Indirect Prompt Injection

A class of prompt injection attack where malicious instructions are embedded in external data sources — such as web pages, documents, emails, or database records — that an AI system retrieves and processes, causing the model to execute the attacker's instructions without the user's knowledge or intent.

Definition

Indirect prompt injection is a variant of prompt injection where the malicious payload is not entered directly by the user but is instead embedded in content that the AI system retrieves from external sources during operation. When an AI system uses retrieval-augmented generation (RAG), browses the web, reads emails, processes documents, or queries databases, any of these data sources can contain hidden instructions that the model interprets as commands. Unlike direct prompt injection — where the user themselves crafts the malicious input — indirect prompt injection exploits the trust an AI system places in its data sources, enabling remote, scalable attacks against AI-integrated applications.

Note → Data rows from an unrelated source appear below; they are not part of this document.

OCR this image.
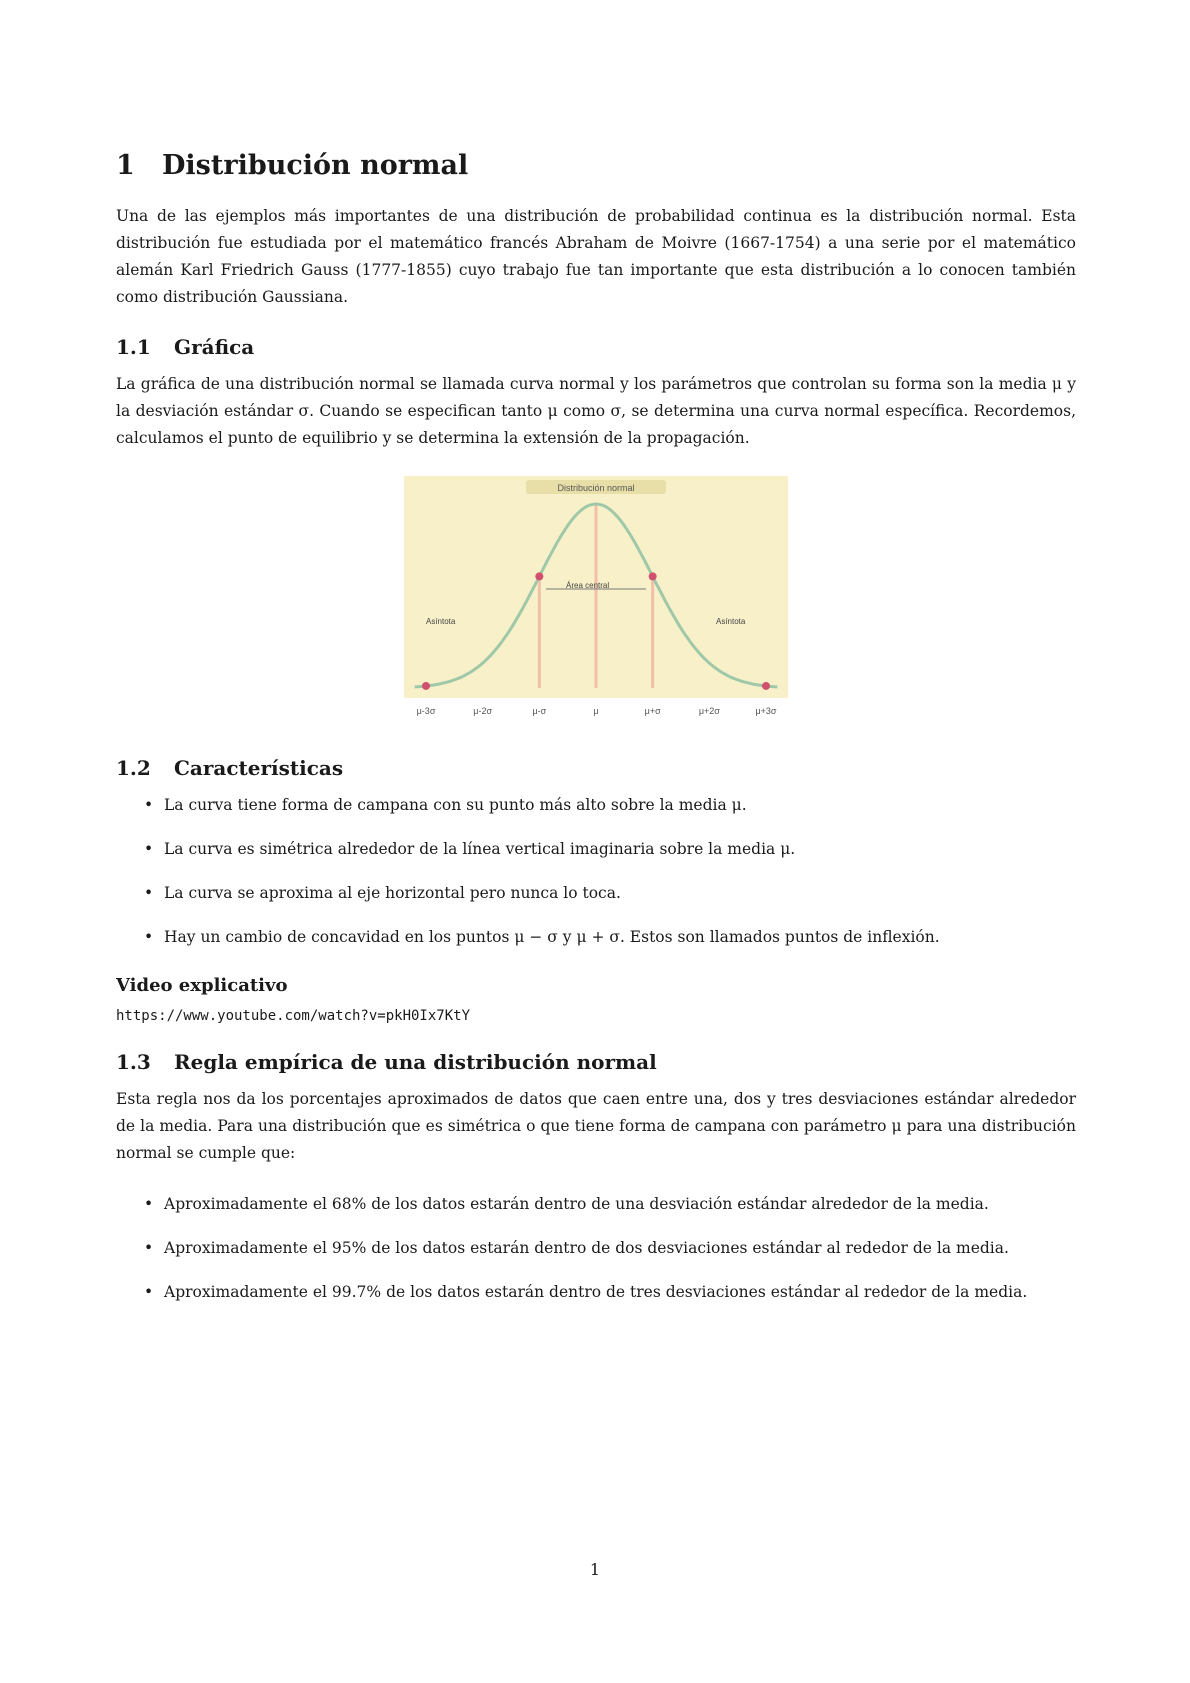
1	Distribución normal

Una de las ejemplos más importantes de una distribución de probabilidad continua es la distribución normal. Esta distribución fue estudiada por el matemático francés Abraham de Moivre (1667-1754) a una serie por el matemático alemán Karl Friedrich Gauss (1777-1855) cuyo trabajo fue tan importante que esta distribución a lo conocen también como distribución Gaussiana.

1.1	Gráfica

La gráfica de una distribución normal se llamada curva normal y los parámetros que controlan su forma son la media μ y la desviación estándar σ. Cuando se especifican tanto μ como σ, se determina una curva normal específica. Recordemos, calculamos el punto de equilibrio y se determina la extensión de la propagación.

Distribución normal
Área central
Asíntota	Asíntota
μ-3σ	μ-2σ	μ-σ	μ	μ+σ	μ+2σ	μ+3σ
1.2	Características
• La curva tiene forma de campana con su punto más alto sobre la media μ.
• La curva es simétrica alrededor de la línea vertical imaginaria sobre la media μ.
• La curva se aproxima al eje horizontal pero nunca lo toca.
• Hay un cambio de concavidad en los puntos μ − σ y μ + σ. Estos son llamados puntos de inflexión.
Video explicativo
https://www.youtube.com/watch?v=pkH0Ix7KtY
1.3	Regla empírica de una distribución normal

Esta regla nos da los porcentajes aproximados de datos que caen entre una, dos y tres desviaciones estándar alrededor de la media. Para una distribución que es simétrica o que tiene forma de campana con parámetro μ para una distribución normal se cumple que:

• Aproximadamente el 68% de los datos estarán dentro de una desviación estándar alrededor de la media.
• Aproximadamente el 95% de los datos estarán dentro de dos desviaciones estándar al rededor de la media.
• Aproximadamente el 99.7% de los datos estarán dentro de tres desviaciones estándar al rededor de la media.
1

How It Relates to AI Threats

Indirect prompt injection is one of the most critical threats within the Security and Cyber Threats and Agentic and Autonomous Threats domains. As AI systems gain access to more external data sources through RAG pipelines, web browsing, email processing, and MCP server integrations, the attack surface for indirect injection expands. An attacker can plant instructions in a web page that an AI assistant will later retrieve, in a document that will be fed into a RAG system, or in a message that an AI email assistant will process. The attack is particularly dangerous because the user may never see the injected content.

Why It Occurs

AI models cannot reliably distinguish between legitimate content and injected instructions within retrieved data
RAG systems and web-browsing AI agents treat retrieved content as trusted context by default
The volume of external data processed by AI systems makes manual review of all sources impractical
Adversaries can target publicly accessible content (web pages, forum posts, shared documents) that AI systems are likely to retrieve
Current LLM architectures lack a robust mechanism to enforce instruction hierarchy across mixed trusted and untrusted content

Real-World Context

Researchers demonstrated indirect prompt injection against Bing Chat in 2023, showing that hidden instructions on web pages could redirect the AI assistant’s behavior. Subsequent research extended the attack to RAG systems, email assistants, and AI coding tools. CVE-2025-53773 (GitHub Copilot) involved indirect injection through code repository content. The attack class has been identified as a top priority by OWASP (LLM01) and is the subject of active research into instruction hierarchy and data-instruction separation defenses.